Keiner traut Trump
Von Arnold Schölzel
Nach wüsten Drohungen und Beleidigungen der Führung des Iran und der iranischen Bevölkerung kündigte US-Präsident Donald Trump in der Nacht zum Mittwoch kurz vor Ablauf seines Ultimatums eine Waffenruhe an. Bis Mittwoch mittag gab es die aber nicht. Nach Angaben der pakistanischen Regierung, die zwischen Iran und den USA vermittelt hatte, sollte sie auch für den Libanon gelten. Israels Premierminister Benjamin Netanjahu bestritt das bereits in der Nacht in einer Erklärung seines Büros.
Am Mittag meldete die israelische Armee ihren bislang größten Angriff seit Kriegsbeginn auf Einrichtungen der Hisbollah im Libanon. Getroffen worden seien Kommandozentren der Miliz in Beirut, die meisten Ziele hätten sich aber in zivilen Gebieten im ganzen Land befunden. Kuwait berichtete zudem von iranischen Drohnenattacken, die Vereinigten Arabischen Emirate fingen ballistische Raketen, Marschflugkörper und Drohnen aus Iran ab. Iranische Medien meldeten, die Ölraffinerie auf der Insel Lawan stehe nach einem »Feindesangriff« in Flammen. Schließlich berichtete das Handelsblatt, die NATO erwäge eine Marinemission in der Straße von Hormus. Das könnte für neuen Konfliktstoff mit dem Iran sorgen.
Vor der Verkündung der Waffenruhe hatte Trump seine Beschimpfung der Führung des Iran und von dessen Bevölkerung im Tagesabstand gesteigert. Von »crazy bastards« (Sonntag) über »Tiere« (Montag) bis zur Androhung des Todes »einer Zivilisation« (Dienstag).
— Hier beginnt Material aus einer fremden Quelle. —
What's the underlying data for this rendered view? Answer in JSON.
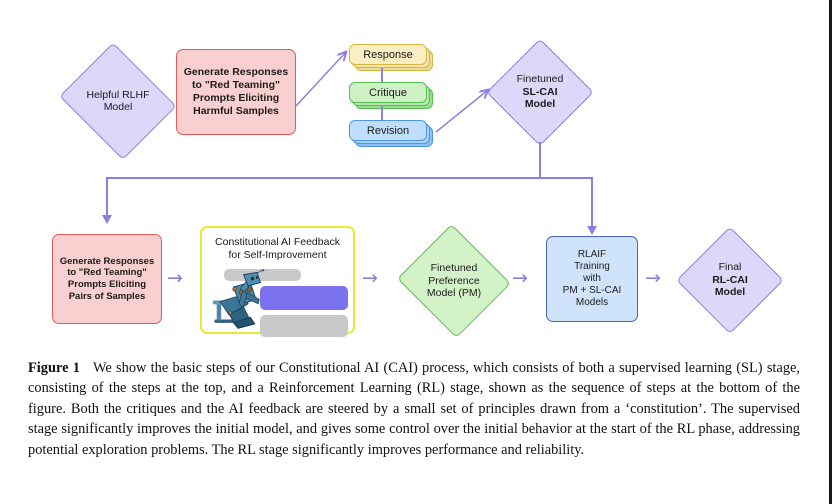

Er kündigte Kriegsverbrechen an wie die Zerstörung der gesamten Infrastruktur des Iran, die er innerhalb von vier Stunden erreichen werde. In Brüssel und den meisten EU-Hauptstädten herrschte zu der rassistischen Hetze wie zum völkerrechtswidrigen Krieg insgesamt beredtes Schweigen.
Papst Leo XIV. nannte die Drohungen gegen das iranische Volk am Dienstag »inakzeptabel«. Erst am Mittwoch mittag veröffentlichte der Europäische Rat eine gemeinsame Stellungnahme der Staats- und Regierungschefs von Frankreich, Italien, Deutschland, Großbritannien, Dänemark, den Niederlanden, Spanien, Griechenland sowie der EU-Kommissionspräsidentin und des Ratspräsidenten, in der sie die Waffenruhe begrüßten. Aus dem Papier spricht tiefes Misstrauen gegenüber Trump. Verlangt wird ein »dauerhaftes Ende des Krieges«. Die genannten Länder kündigten an, sich daran zu beteiligen, die »freie Schiffahrt in der Hormus-Straße zu gewährleisten«. Dazu stehe man in »engem Kontakt mit den USA«. Bundeskanzler Friedrich Merz veröffentlichte das Papier mit geringfügigen Änderungen als eigene Erklärung. Bis dahin hatten die westeuropäischen Staaten vor allem Sympathie für den Krieg gegen den Iran geäußert.
Am Dienstag abend hatten China und Russland wenige Stunden vor Ablauf des Trump-Ultimatums im UN-Sicherheitsrat ihr Veto gegen eine von Bahrain eingebrachte und von den USA unterstützte Resolution eingelegt. Ohne mit einem Wort die Aggression der USA und Israels zu erwähnen, wurden in ihr die Staaten dazu aufgefordert, Bemühungen zum Schutz der Handelsschiffahrt in der Straße von Hormus zu koordinieren. Der russische Vertreter erinnerte daran, wie die NATO-Staaten 2011 eine ähnlich unpräzise Resolution zur Anzettelung des Krieges gegen Libyen genutzt hatten. Chinas UN-Botschafter erklärte, die Verabschiedung zu einem Zeitpunkt, da die USA das Überleben einer Zivilisation bedrohten, hätte ein falsches Signal gesendet. Der 15köpfige Sicherheitsrat votierte mit elf Stimmen bei Enthaltung Kolumbiens und Pakistans für die Resolution.